Die heutige Republik Ecuador entstand 1830 aus dem Zerfall des Großkolumbianischen Verbandes von Simón Bolivar. Anders als in den Nachbarstaaten gab es in Ecuador niemals eine revolutionäre Umwälzung. In der Wirtschaftsgeschichte Ecuadors werden vier Phasen unterschieden: Die erste erstreckte sich von der zweiten Hälfte des 19. Jahrhunderts bis zum Ersten Weltkrieg und war vor allem durch den Kakaoexport bestimmt. Nach dem Niedergang der Kakaoproduktion ab etwa 1916 kam es zu einer Wirtschaftskrise, die bis in die 40er Jahre andauerte. Anfang der 50er Jahre setzte der Bananenboom als dritte Phase ein. Als 1972 erstmals Erdöl exportiert werden konnte, begann die vorerst letzte Phase.

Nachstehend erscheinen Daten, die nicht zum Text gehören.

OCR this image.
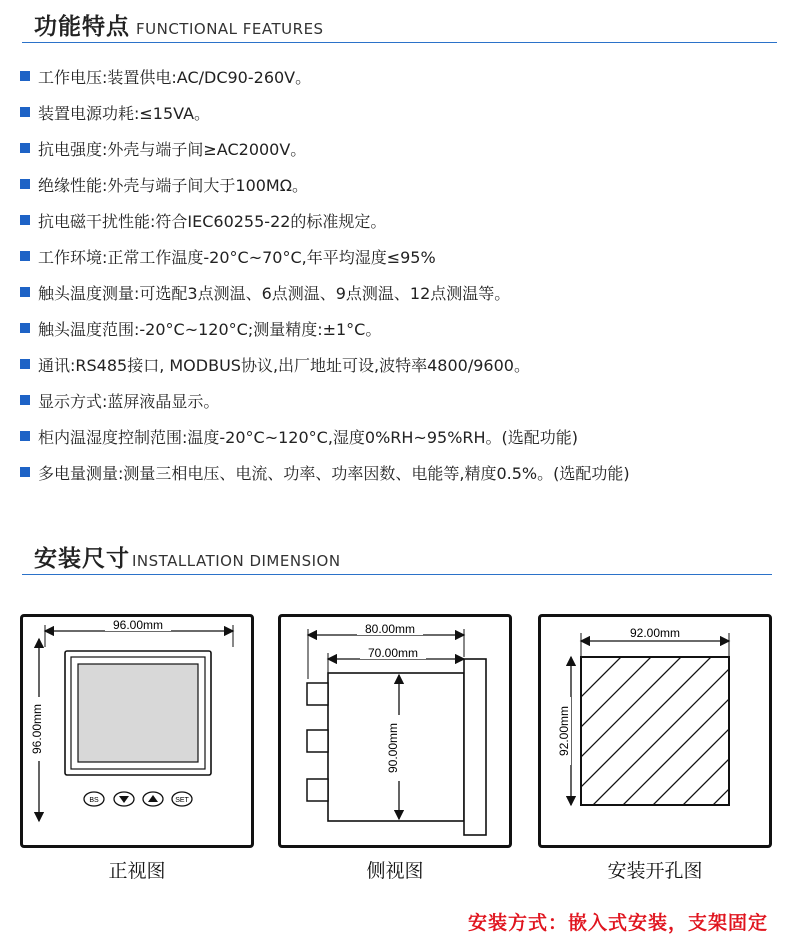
功能特点 FUNCTIONAL FEATURES
工作电压:装置供电:AC/DC90-260V。
装置电源功耗:≤15VA。
抗电强度:外壳与端子间≥AC2000V。
绝缘性能:外壳与端子间大于100MΩ。
抗电磁干扰性能:符合IEC60255-22的标准规定。
工作环境:正常工作温度-20°C~70°C,年平均湿度≤95%
触头温度测量:可选配3点测温、6点测温、9点测温、12点测温等。
触头温度范围:-20°C~120°C;测量精度:±1°C。
通讯:RS485接口, MODBUS协议,出厂地址可设,波特率4800/9600。
显示方式:蓝屏液晶显示。
柜内温湿度控制范围:温度-20°C~120°C,湿度0%RH~95%RH。(选配功能)
多电量测量:测量三相电压、电流、功率、功率因数、电能等,精度0.5%。(选配功能)
安装尺寸 INSTALLATION DIMENSION
96.00mm
96.00mm
BS	SET
正视图
80.00mm
70.00mm
90.00mm
侧视图
92.00mm
92.00mm
安装开孔图
安装方式：嵌入式安装，支架固定
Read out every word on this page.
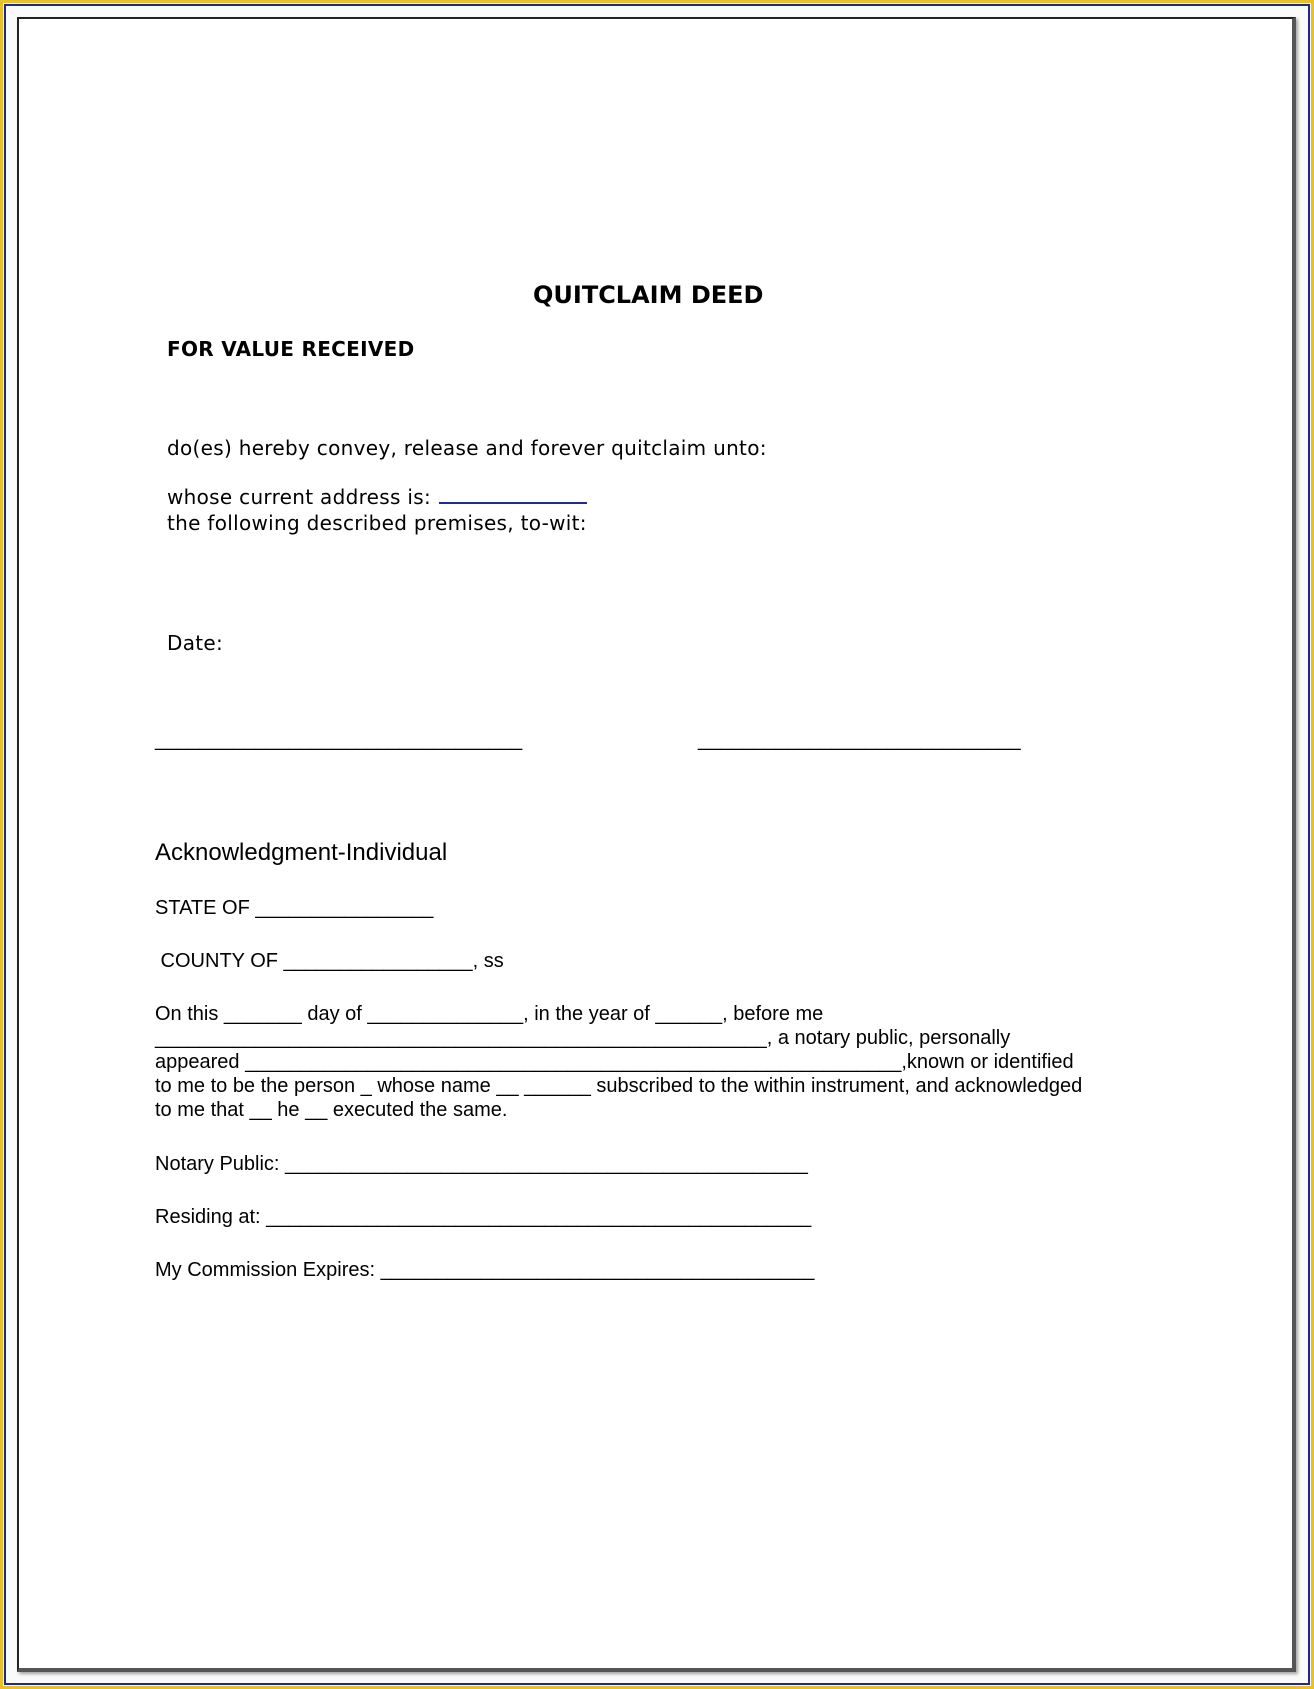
QUITCLAIM DEED
FOR VALUE RECEIVED
do(es) hereby convey, release and forever quitclaim unto:
whose current address is:
the following described premises, to-wit:
Date:
_________________________________	_____________________________
Acknowledgment-Individual
STATE OF ________________
COUNTY OF _________________, ss
On this _______ day of ______________, in the year of ______, before me
_______________________________________________________, a notary public, personally
appeared ___________________________________________________________,known or identified
to me to be the person _ whose name __ ______ subscribed to the within instrument, and acknowledged
to me that __ he __ executed the same.
Notary Public: _______________________________________________
Residing at: _________________________________________________
My Commission Expires: _______________________________________
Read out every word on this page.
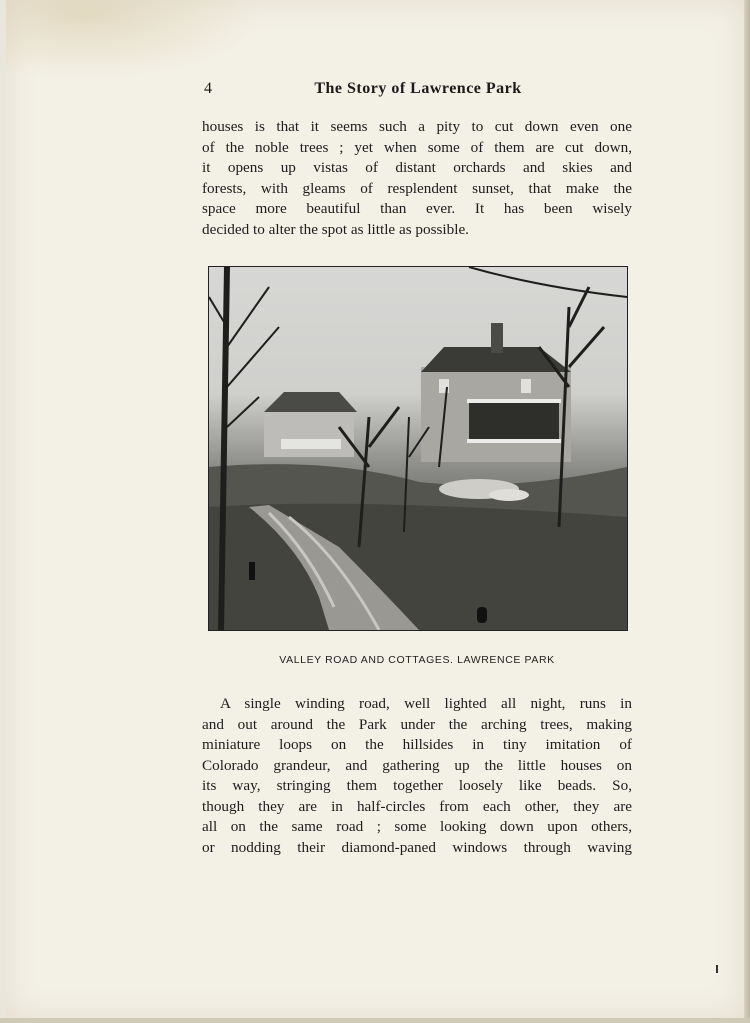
4	The Story of Lawrence Park

houses is that it seems such a pity to cut down even one
of the noble trees ; yet when some of them are cut down,
it opens up vistas of distant orchards and skies and
forests, with gleams of resplendent sunset, that make the
space more beautiful than ever. It has been wisely
decided to alter the spot as little as possible.

VALLEY ROAD AND COTTAGES. LAWRENCE PARK

A single winding road, well lighted all night, runs in
and out around the Park under the arching trees, making
miniature loops on the hillsides in tiny imitation of
Colorado grandeur, and gathering up the little houses on
its way, stringing them together loosely like beads. So,
though they are in half-circles from each other, they are
all on the same road ; some looking down upon others,
or nodding their diamond-paned windows through waving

Während der Ära des Kakaoexports schienen die sozialpolitischen Auseinandersetzungen auf die Oberschicht beschränkt. Als neue soziale Schichten entstanden und die Binnenwanderung zunahm, verschärften sich infolge der Wirtschaftskrise die Auseinandersetzungen in den 20er Jahren. Damals entstanden die meisten der heute noch bedeutenden linken Parteien. Ihre Bedeutung stieg rasch, sodass sowohl die Konservativen als auch die Liberalen die Zusammenarbeit mit diesen neuen politischen Akteuren suchen mussten.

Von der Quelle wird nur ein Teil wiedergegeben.